Un dramma nel dramma: una volta espiata la propria pena, la maggior parte degli ex detenuti sono costretti a vivere con il marchio di “pregiudicati”, tra pene accessorie e stigmatizzazione sociale. Il tutto a discapito del loro reinserimento sociale
Tra i detenuti si fa un gran parlare di quello che faranno una volta usciti di prigione; alcuni parlano di quanto si drogheranno pesantemente, altri non vedono l’ora di darci dentro con il sesso, qualcuno parla della prossima rapina da mettere a segno e c’ è chi una volta fuori, dovrà farla pagare all’ infame di turno.
Solo in pochi parlano delle grandi difficoltà che incontreranno una volta usciti dalla matricola per varcare finalmente il passo carraio ed uscire sulla pubblica via. Qui iniziano i problemi.
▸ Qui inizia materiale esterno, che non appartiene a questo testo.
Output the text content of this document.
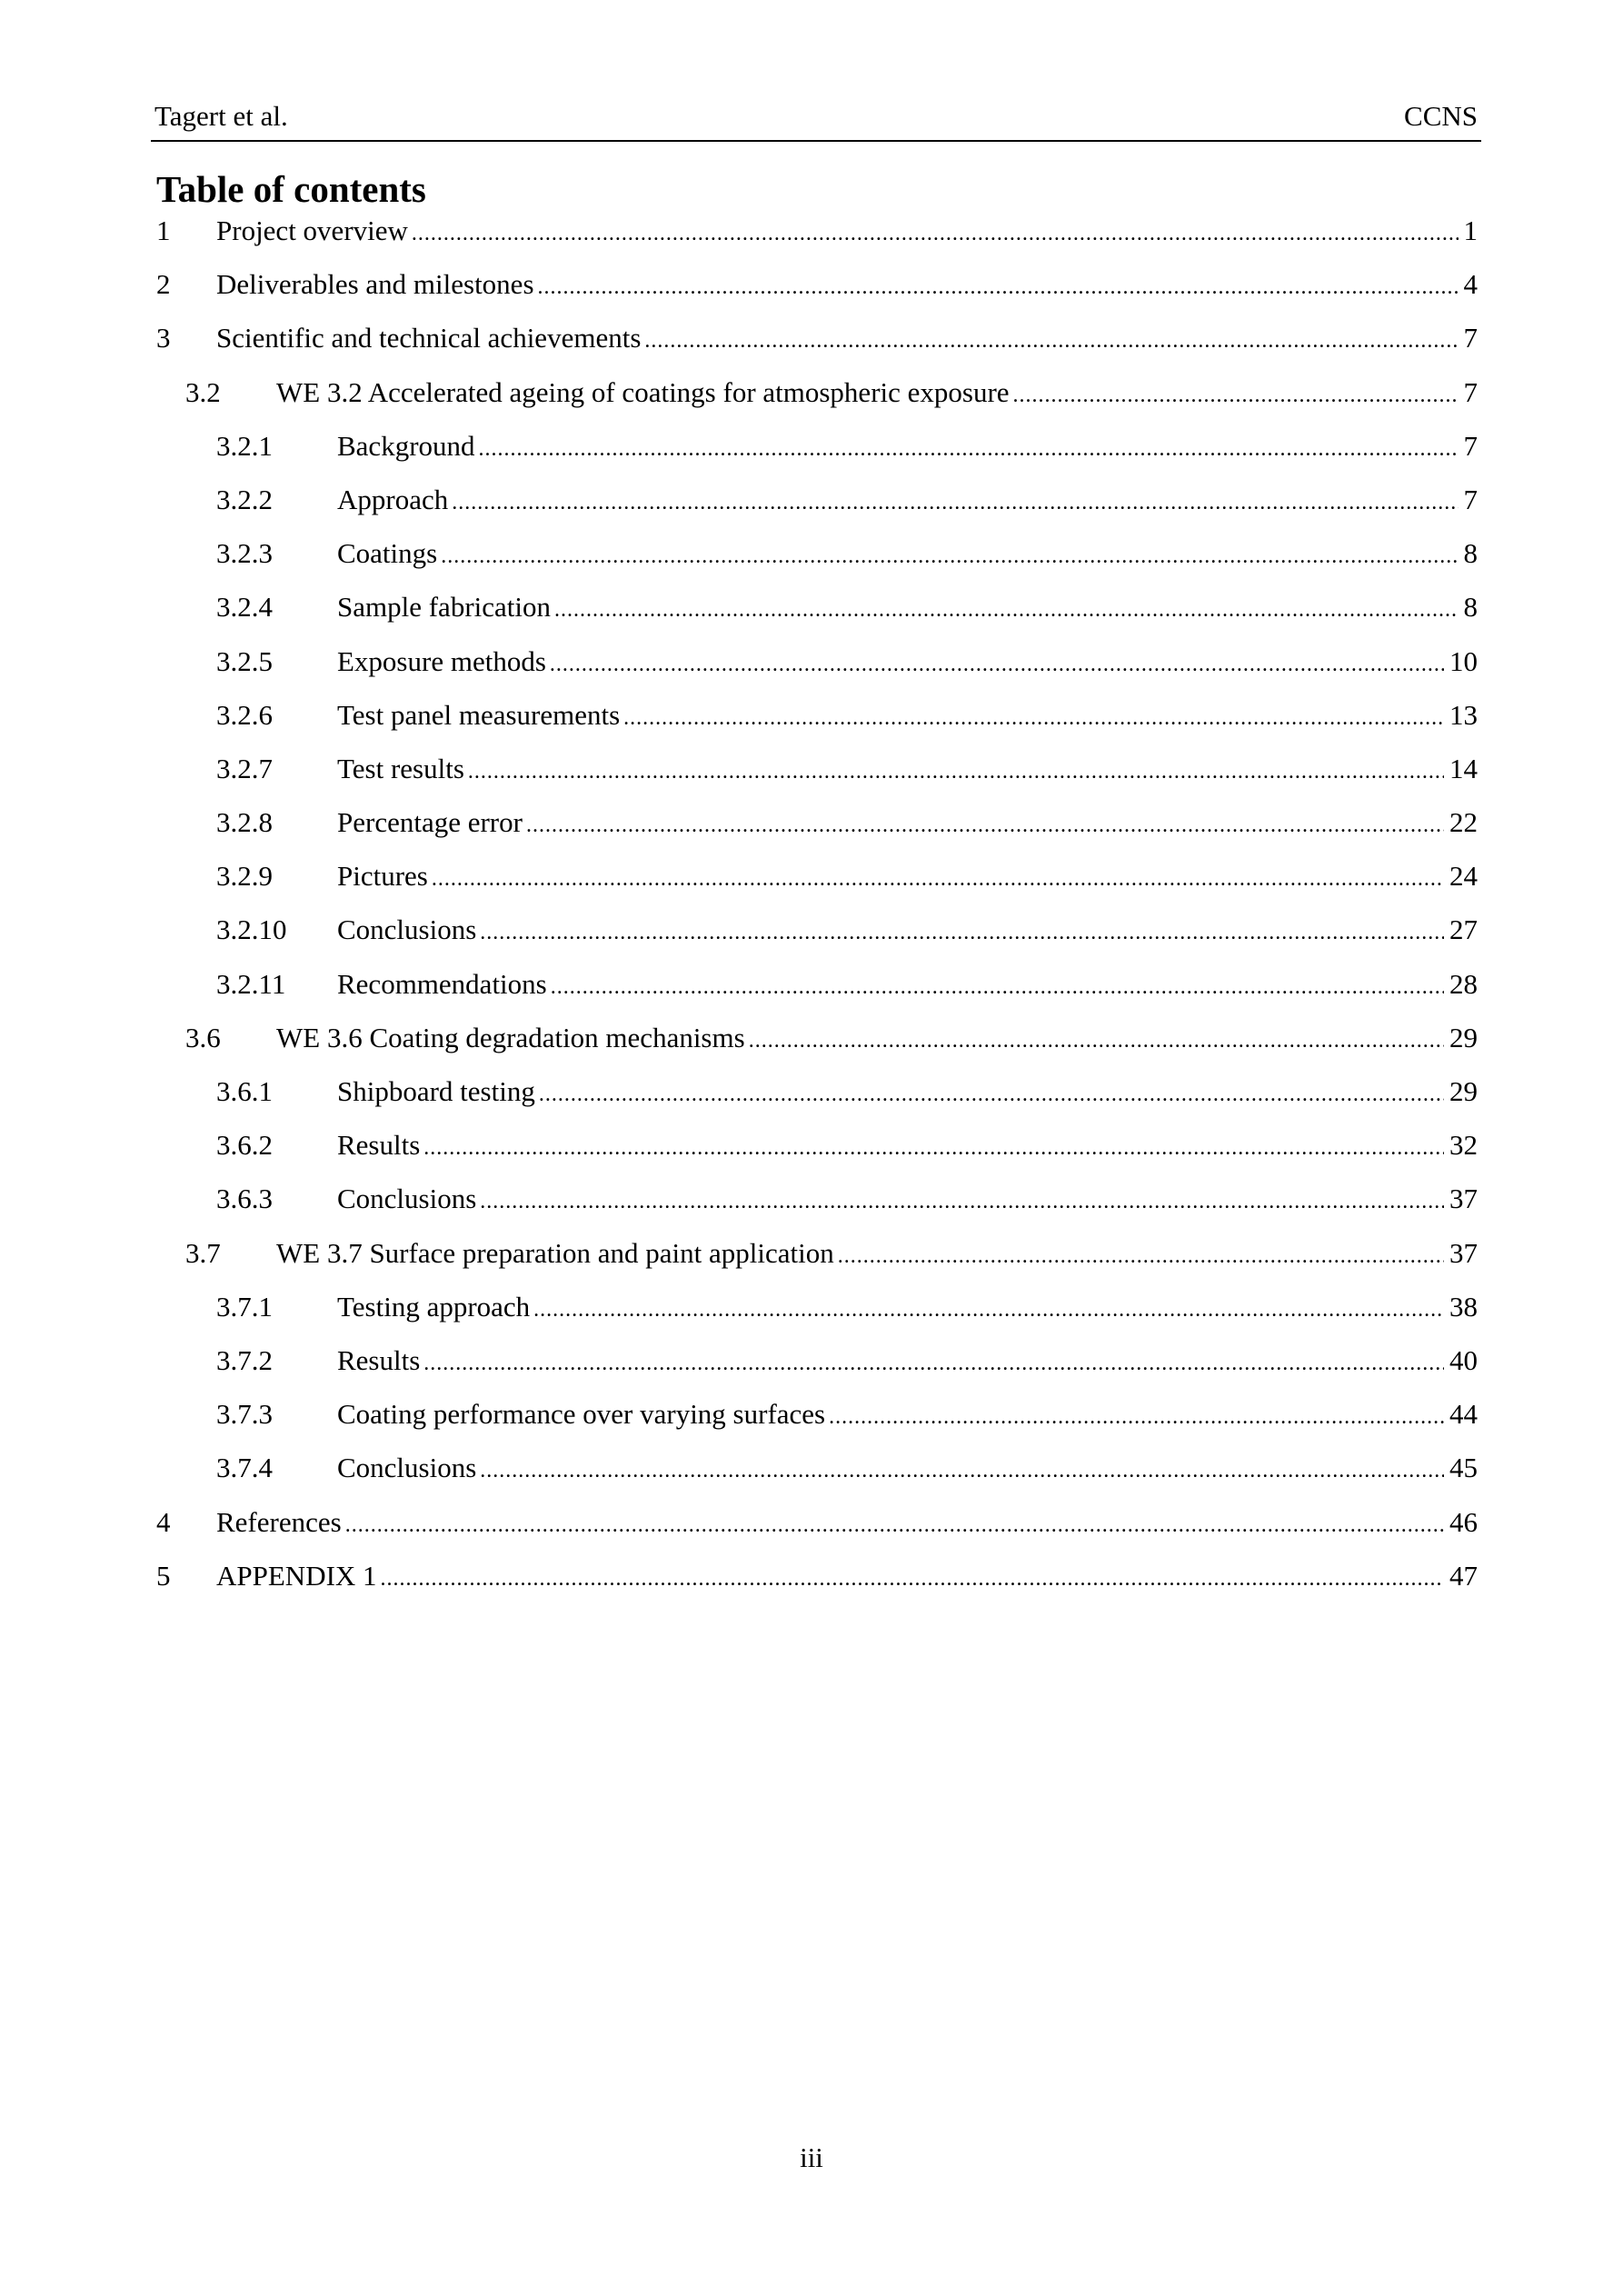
Tagert et al.	CCNS
Table of contents
1 Project overview .....	1
2 Deliverables and milestones .....	4
3 Scientific and technical achievements .....	7
3.2 WE 3.2 Accelerated ageing of coatings for atmospheric exposure .....	7
3.2.1 Background .....	7
3.2.2 Approach .....	7
3.2.3 Coatings .....	8
3.2.4 Sample fabrication .....	8
3.2.5 Exposure methods .....	10
3.2.6 Test panel measurements .....	13
3.2.7 Test results .....	14
3.2.8 Percentage error .....	22
3.2.9 Pictures .....	24
3.2.10 Conclusions .....	27
3.2.11 Recommendations .....	28
3.6 WE 3.6 Coating degradation mechanisms .....	29
3.6.1 Shipboard testing .....	29
3.6.2 Results .....	32
3.6.3 Conclusions .....	37
3.7 WE 3.7 Surface preparation and paint application .....	37
3.7.1 Testing approach .....	38
3.7.2 Results .....	40
3.7.3 Coating performance over varying surfaces .....	44
3.7.4 Conclusions .....	45
4 References .....	46
5 APPENDIX 1 .....	47
iii
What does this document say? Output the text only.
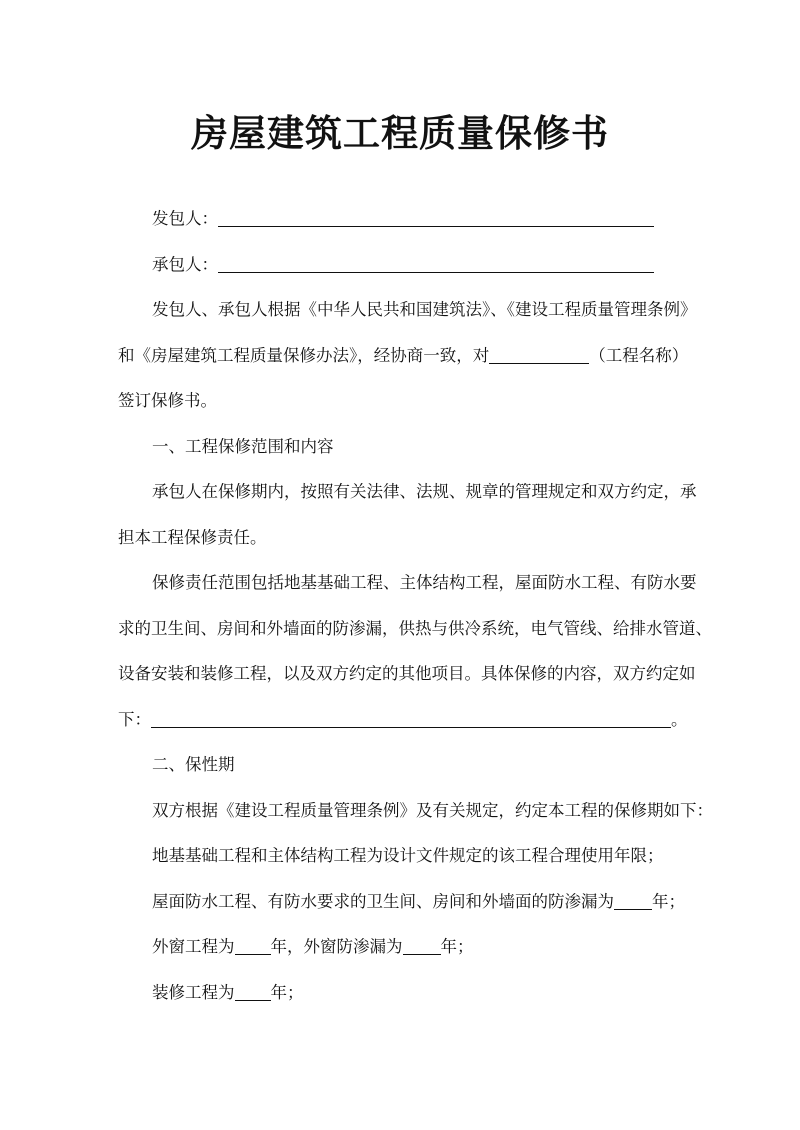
房屋建筑工程质量保修书
发包人：
承包人：
发包人、承包人根据《中华人民共和国建筑法》、《建设工程质量管理条例》
和《房屋建筑工程质量保修办法》，经协商一致，对	（工程名称）
签订保修书。
一、工程保修范围和内容
承包人在保修期内，按照有关法律、法规、规章的管理规定和双方约定，承
担本工程保修责任。
保修责任范围包括地基基础工程、主体结构工程，屋面防水工程、有防水要
求的卫生间、房间和外墙面的防渗漏，供热与供冷系统，电气管线、给排水管道、
设备安装和装修工程，以及双方约定的其他项目。具体保修的内容，双方约定如
下：	。
二、保性期
双方根据《建设工程质量管理条例》及有关规定，约定本工程的保修期如下：
地基基础工程和主体结构工程为设计文件规定的该工程合理使用年限；
屋面防水工程、有防水要求的卫生间、房间和外墙面的防渗漏为 年；
外窗工程为 年，外窗防渗漏为 年；
装修工程为 年；
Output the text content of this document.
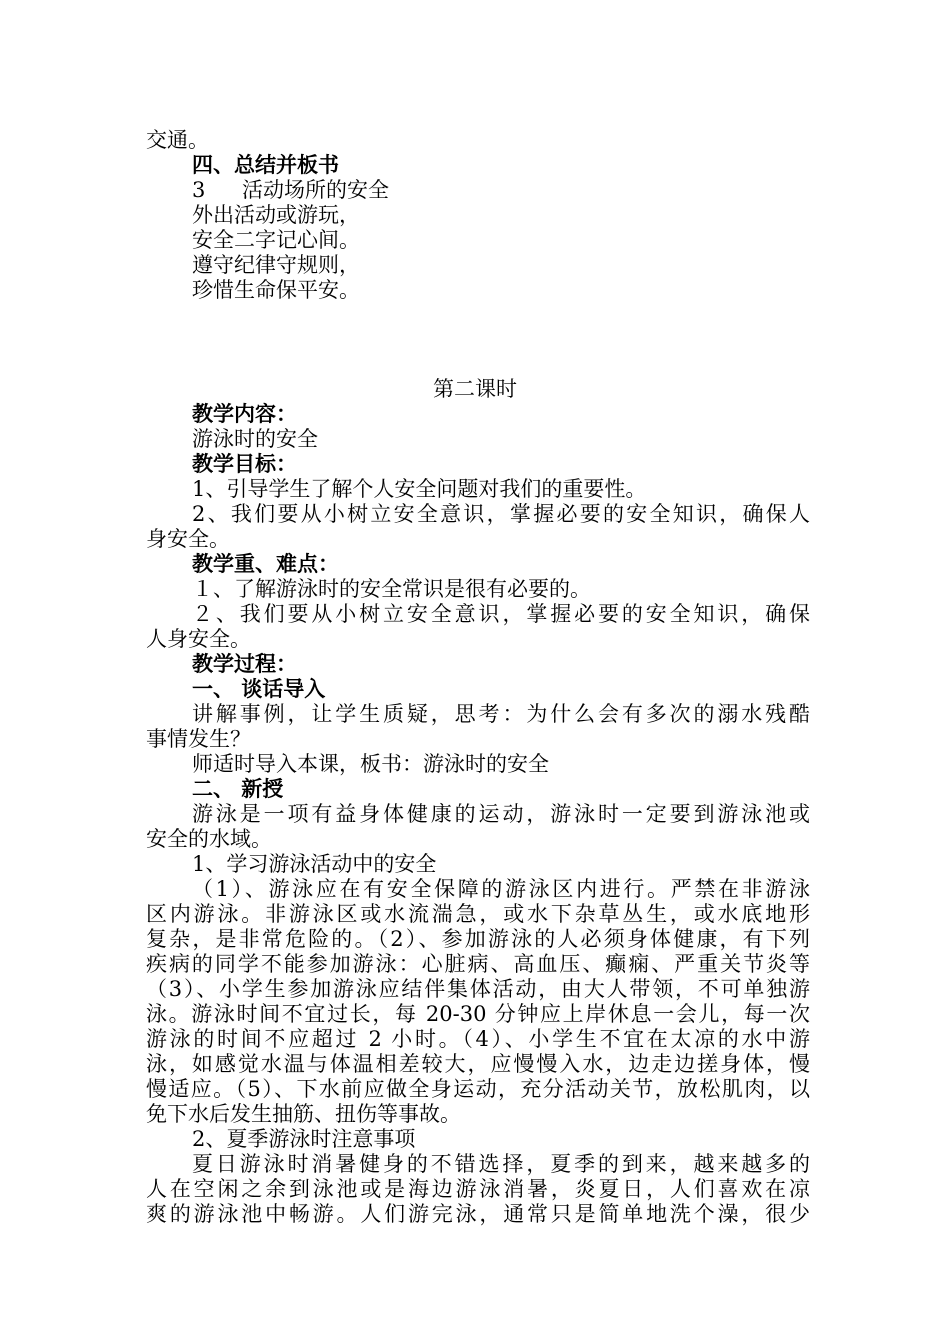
交通。
四、总结并板书
3 活动场所的安全
外出活动或游玩，
安全二字记心间。
遵守纪律守规则，
珍惜生命保平安。
第二课时
教学内容：
游泳时的安全
教学目标：
1、引导学生了解个人安全问题对我们的重要性。
2、我们要从小树立安全意识，掌握必要的安全知识，确保人
身安全。
教学重、难点：
１、了解游泳时的安全常识是很有必要的。
２、我们要从小树立安全意识，掌握必要的安全知识，确保
人身安全。
教学过程：
一、 谈话导入
讲解事例，让学生质疑，思考：为什么会有多次的溺水残酷
事情发生？
师适时导入本课，板书：游泳时的安全
二、 新授
游泳是一项有益身体健康的运动，游泳时一定要到游泳池或
安全的水域。
1、学习游泳活动中的安全
（1）、游泳应在有安全保障的游泳区内进行。严禁在非游泳
区内游泳。非游泳区或水流湍急，或水下杂草丛生，或水底地形
复杂，是非常危险的。（2）、参加游泳的人必须身体健康，有下列
疾病的同学不能参加游泳：心脏病、高血压、癫痫、严重关节炎等
（3）、小学生参加游泳应结伴集体活动，由大人带领，不可单独游
泳。游泳时间不宜过长，每 20-30 分钟应上岸休息一会儿，每一次
游泳的时间不应超过 2 小时。（4）、小学生不宜在太凉的水中游
泳，如感觉水温与体温相差较大，应慢慢入水，边走边搓身体，慢
慢适应。（5）、下水前应做全身运动，充分活动关节，放松肌肉，以
免下水后发生抽筋、扭伤等事故。
2、夏季游泳时注意事项
夏日游泳时消暑健身的不错选择，夏季的到来，越来越多的
人在空闲之余到泳池或是海边游泳消暑，炎夏日，人们喜欢在凉
爽的游泳池中畅游。人们游完泳，通常只是简单地洗个澡，很少
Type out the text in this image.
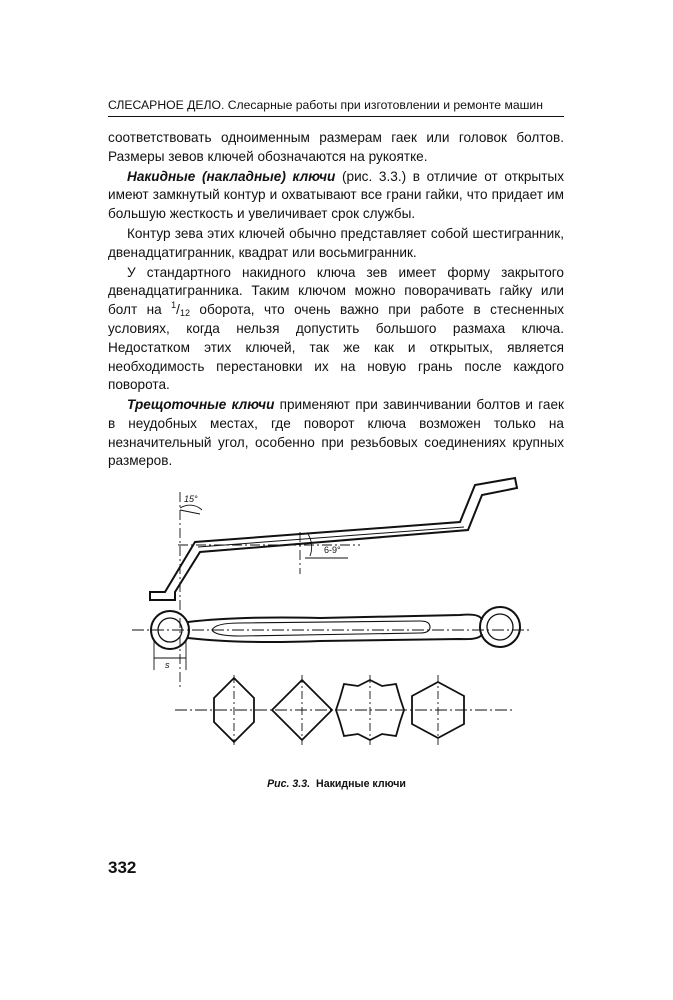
СЛЕСАРНОЕ ДЕЛО. Слесарные работы при изготовлении и ремонте машин

соответствовать одноименным размерам гаек или головок болтов. Размеры зевов ключей обозначаются на рукоятке.

Накидные (накладные) ключи (рис. 3.3.) в отличие от открытых имеют замкнутый контур и охватывают все грани гайки, что придает им большую жесткость и увеличивает срок службы.

Контур зева этих ключей обычно представляет собой шестигранник, двенадцатигранник, квадрат или восьмигранник.

У стандартного накидного ключа зев имеет форму закрытого двенадцатигранника. Таким ключом можно поворачивать гайку или болт на $^1$/12 оборота, что очень важно при работе в стесненных условиях, когда нельзя допустить большого размаха ключа. Недостатком этих ключей, так же как и открытых, является необходимость перестановки их на новую грань после каждого поворота.

Трещоточные ключи применяют при завинчивании болтов и гаек в неудобных местах, где поворот ключа возможен только на незначительный угол, особенно при резьбовых соединениях крупных размеров.

15°
6-9°
s
Рис. 3.3. Накидные ключи
332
Vivendo reclusi per alcuni anni, ci si fa un’idea del “fuori” che quasi mai coincide con la realtà, perché quella che si è lasciata è cambiata e se ne ritrova un’altra, solitamente estranea.
Non sono mai state stilate statistiche sul percorso degli ex detenuti fuori dalle mura, né tantomeno è mai stato monitorato il loro comportamento se non quando, nel 70% dei casi, finiscono di nuovo dentro. Ma del tempo trascorso fuori non sappiamo più nulla. Le Istituzioni smettono di interessarsi del detenuto immediatamente dopo le sue dimissioni dal carcere; da quel momento degli ex detenuti non interessa più a nessuno. Eppure questa è una delle categorie più deboli della società, è come un cancro che cresce e prolifica sotto gli occhi di tutti ma che nessuno sembra voler guardare. Alcuni eventi drammatici si vengono a conoscere solo perché raccontati dagli ex compagni di galera o magari attraverso qualche volontario che operava nel carcere. Quello che emerge è un quadro terrificante: esistenze tra i senza fissa dimora trascorse tra abuso di alcol e sostanze stupefacenti, con conseguenti morti per overdose, nonché casi di suicidi e morti violente.